Le viager permet de doubler sa retraite !

TEMOIGNAGE – Cette retraitée raconte comment elle a choisi de vivre seule dans son logement…

Alors que Nora Berra, secrétaire d’Etat aux Aînés, veut favoriser le maintien à domicile des personnes âgées, 20minutes.fr a recueilli le témoignage de Denise Rousseau, 84 ans, qui vit toujours chez elle.

«Des interviews, j’en ai faites! Pour des radios, des télévisions, j’ai même tourné dans un film! Alors, vous savez, j’ai l’habitude!», prévient d’emblée Denise Rousseau. Cette ancienne couturière dans la lingerie féminine, élue «meilleur ouvrier de France» en 1979 a choisi de vivre seule, dans son logement du 15e arrondissement.

«Ne me parlez pas de maison de retraite», s’emporte-t-elle. Ma mère y était, et ce n’est pas beau. On ne s’occupe pas des gens, on les colle dans des fauteuils roulants, et voilà. Si vous avez votre tête, vous êtes capable de rester chez vous. Et puis, j’ai les moyens d’embaucher une aide. Depuis que j’ai mis mon appartement en viager, je double ma retraite.»

Une dame de compagnie

Très autonome, Denise sort faire ses courses, se prépare à manger. Elle emploie simplement via Age d’Or Service une personne pour l’aider chaque mardi à faire son ménage. Une employée qui se mue le vendredi en dame de compagnie. Toutes deux parlent alors de peinture, de ballet, de musique et de couture. «Je ne suis pas malheureuse puisque que l’on vient me voir.» Une façon de poursuivre sa vie d’avant, faite de voyages et de rencontres avec ses célèbres clientes, femmes de ministre, baronnes et chanteuses.

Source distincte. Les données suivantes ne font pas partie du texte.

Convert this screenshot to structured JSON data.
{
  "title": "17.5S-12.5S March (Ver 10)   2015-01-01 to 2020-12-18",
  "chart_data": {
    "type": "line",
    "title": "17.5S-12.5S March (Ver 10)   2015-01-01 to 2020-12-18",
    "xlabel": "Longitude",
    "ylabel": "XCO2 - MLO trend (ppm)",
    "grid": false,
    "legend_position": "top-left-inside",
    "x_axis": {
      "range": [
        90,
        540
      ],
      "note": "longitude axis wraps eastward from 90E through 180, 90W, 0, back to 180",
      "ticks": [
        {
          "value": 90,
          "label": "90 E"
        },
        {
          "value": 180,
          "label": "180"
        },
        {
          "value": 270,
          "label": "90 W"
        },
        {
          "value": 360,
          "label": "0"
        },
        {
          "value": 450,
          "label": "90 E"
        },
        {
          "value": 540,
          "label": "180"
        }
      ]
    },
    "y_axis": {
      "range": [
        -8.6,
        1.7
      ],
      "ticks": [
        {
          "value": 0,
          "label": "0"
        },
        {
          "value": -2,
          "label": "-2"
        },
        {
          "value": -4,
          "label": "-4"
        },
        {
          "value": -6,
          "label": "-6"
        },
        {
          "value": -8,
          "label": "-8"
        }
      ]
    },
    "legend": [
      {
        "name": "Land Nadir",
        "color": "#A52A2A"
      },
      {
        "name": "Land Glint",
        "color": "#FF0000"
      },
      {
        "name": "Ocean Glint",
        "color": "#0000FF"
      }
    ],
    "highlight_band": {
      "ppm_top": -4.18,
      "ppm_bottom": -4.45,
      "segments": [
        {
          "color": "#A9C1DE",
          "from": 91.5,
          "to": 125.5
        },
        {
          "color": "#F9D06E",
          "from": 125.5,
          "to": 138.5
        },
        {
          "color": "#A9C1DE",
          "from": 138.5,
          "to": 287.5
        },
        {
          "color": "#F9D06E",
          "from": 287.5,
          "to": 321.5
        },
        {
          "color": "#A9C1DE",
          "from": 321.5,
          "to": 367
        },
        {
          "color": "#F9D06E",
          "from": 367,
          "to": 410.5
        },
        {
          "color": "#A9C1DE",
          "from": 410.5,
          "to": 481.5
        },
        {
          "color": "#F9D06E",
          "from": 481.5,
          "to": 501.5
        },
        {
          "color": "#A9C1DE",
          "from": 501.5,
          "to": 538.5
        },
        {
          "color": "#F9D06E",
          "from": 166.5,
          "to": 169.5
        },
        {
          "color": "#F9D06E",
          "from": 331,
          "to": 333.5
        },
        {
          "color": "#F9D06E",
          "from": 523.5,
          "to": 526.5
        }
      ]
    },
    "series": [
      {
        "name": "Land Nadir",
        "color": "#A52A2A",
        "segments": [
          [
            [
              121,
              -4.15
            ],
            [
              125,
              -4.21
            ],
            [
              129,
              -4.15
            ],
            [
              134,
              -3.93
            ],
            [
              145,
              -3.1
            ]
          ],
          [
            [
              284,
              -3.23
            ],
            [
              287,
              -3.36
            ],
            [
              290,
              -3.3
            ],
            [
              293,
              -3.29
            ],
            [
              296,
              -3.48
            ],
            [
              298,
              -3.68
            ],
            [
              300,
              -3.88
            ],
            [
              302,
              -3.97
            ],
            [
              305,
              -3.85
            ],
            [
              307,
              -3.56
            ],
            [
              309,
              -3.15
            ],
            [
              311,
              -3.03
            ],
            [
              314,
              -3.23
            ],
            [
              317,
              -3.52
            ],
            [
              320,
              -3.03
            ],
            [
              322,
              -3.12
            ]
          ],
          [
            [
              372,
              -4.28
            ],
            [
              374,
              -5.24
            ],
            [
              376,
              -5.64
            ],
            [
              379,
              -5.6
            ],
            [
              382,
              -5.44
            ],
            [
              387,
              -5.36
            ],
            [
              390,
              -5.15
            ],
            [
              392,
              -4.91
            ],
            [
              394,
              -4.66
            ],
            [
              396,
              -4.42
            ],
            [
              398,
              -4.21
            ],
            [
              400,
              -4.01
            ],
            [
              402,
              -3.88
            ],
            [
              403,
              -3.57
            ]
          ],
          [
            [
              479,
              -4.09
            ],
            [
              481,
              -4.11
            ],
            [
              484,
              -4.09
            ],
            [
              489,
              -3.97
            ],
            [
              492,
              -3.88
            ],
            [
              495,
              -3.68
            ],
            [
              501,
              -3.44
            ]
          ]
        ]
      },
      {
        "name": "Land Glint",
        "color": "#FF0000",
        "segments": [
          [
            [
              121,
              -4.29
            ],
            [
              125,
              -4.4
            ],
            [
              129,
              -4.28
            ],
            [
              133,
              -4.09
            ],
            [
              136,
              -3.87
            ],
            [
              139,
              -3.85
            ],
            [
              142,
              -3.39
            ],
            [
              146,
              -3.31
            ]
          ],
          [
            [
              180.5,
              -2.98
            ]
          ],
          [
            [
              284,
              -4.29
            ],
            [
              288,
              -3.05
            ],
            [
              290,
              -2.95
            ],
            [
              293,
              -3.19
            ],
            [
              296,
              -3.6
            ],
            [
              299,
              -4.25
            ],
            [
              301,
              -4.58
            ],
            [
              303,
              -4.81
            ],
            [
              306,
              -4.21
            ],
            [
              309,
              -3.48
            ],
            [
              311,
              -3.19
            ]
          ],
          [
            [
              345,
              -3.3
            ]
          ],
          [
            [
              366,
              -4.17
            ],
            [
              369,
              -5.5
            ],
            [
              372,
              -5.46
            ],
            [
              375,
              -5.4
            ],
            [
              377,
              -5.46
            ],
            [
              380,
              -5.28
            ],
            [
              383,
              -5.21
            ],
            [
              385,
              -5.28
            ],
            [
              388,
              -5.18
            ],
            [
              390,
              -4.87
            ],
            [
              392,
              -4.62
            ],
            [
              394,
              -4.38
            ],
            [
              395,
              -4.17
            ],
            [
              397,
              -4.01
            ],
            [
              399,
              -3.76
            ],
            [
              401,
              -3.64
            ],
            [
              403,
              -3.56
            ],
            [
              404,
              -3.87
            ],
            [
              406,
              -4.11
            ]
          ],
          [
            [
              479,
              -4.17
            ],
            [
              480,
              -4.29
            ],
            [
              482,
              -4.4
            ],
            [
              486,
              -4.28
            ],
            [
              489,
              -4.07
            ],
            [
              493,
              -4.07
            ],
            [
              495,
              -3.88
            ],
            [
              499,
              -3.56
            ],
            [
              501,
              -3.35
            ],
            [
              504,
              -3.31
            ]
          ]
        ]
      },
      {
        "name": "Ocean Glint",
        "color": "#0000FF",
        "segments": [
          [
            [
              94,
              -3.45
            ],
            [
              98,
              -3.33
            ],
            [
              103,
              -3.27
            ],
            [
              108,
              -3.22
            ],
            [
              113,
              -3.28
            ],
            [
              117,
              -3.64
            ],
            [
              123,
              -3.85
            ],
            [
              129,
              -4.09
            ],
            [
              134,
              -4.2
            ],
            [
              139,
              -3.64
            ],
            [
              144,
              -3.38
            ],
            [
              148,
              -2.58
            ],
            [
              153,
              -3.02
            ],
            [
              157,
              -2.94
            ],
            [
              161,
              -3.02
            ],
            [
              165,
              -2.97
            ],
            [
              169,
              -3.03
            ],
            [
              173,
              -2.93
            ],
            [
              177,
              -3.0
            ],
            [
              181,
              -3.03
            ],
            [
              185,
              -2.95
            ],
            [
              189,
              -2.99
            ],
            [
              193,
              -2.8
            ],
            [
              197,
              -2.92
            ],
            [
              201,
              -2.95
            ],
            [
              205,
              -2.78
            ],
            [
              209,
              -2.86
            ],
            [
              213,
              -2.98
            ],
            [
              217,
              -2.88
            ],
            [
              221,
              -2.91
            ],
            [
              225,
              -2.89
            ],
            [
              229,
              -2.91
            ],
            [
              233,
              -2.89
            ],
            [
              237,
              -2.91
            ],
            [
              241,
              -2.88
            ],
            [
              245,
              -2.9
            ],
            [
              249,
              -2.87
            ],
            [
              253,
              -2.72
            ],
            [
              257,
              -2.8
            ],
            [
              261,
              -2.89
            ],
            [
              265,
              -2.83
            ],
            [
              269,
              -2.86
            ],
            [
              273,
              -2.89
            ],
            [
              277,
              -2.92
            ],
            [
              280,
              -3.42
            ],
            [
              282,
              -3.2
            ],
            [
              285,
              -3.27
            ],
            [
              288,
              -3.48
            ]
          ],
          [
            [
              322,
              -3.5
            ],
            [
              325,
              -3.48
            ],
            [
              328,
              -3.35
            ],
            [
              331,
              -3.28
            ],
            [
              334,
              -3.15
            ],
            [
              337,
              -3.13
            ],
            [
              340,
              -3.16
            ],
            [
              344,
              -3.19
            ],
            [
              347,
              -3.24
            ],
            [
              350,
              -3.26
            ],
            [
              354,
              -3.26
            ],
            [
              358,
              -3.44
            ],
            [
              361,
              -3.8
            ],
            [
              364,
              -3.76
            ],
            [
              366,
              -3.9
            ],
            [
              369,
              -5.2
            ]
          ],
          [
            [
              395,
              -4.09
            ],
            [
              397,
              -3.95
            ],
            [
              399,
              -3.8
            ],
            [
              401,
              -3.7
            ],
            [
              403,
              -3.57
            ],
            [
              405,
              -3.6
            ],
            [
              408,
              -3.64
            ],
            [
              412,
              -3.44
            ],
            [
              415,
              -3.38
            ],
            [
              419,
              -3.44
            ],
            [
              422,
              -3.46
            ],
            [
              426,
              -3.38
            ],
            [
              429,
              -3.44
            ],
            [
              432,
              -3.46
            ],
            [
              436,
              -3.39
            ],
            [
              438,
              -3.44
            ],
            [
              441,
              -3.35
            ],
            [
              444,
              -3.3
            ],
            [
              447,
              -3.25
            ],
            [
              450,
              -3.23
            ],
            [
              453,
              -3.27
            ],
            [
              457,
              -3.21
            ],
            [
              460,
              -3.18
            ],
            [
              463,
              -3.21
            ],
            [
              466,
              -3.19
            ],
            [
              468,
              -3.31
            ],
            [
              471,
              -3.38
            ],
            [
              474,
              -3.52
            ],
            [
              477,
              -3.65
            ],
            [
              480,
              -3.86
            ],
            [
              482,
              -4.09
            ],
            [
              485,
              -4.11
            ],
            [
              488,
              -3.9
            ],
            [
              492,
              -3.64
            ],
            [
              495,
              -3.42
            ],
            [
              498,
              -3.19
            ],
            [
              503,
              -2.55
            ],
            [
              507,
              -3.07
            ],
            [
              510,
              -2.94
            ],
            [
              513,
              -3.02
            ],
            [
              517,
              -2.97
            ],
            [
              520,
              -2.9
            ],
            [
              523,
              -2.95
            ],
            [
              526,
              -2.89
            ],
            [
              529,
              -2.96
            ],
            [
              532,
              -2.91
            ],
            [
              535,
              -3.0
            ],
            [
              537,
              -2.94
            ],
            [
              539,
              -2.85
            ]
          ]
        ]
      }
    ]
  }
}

«Ceux qui peuvent rester chez eux sont beaucoup plus heureux que les autres, contraints d’aller en maison de retraite.» Pour Denise, c’est la meilleure solution, car «ça revient moins cher. Chez vous, vous avez vos meubles, votre intérieur, vous n’êtes pas déportée.» Alors, pour améliorer son quotidien, elle ne voit qu’une chose: s’attacher les services de sa dame de compagnie deux jours de plus par semaine. «Je m’attache à elle, elle est devenu pour ainsi dire une amie.» Et tant pis pour l’argent, «je l’emporterai pas au paradis».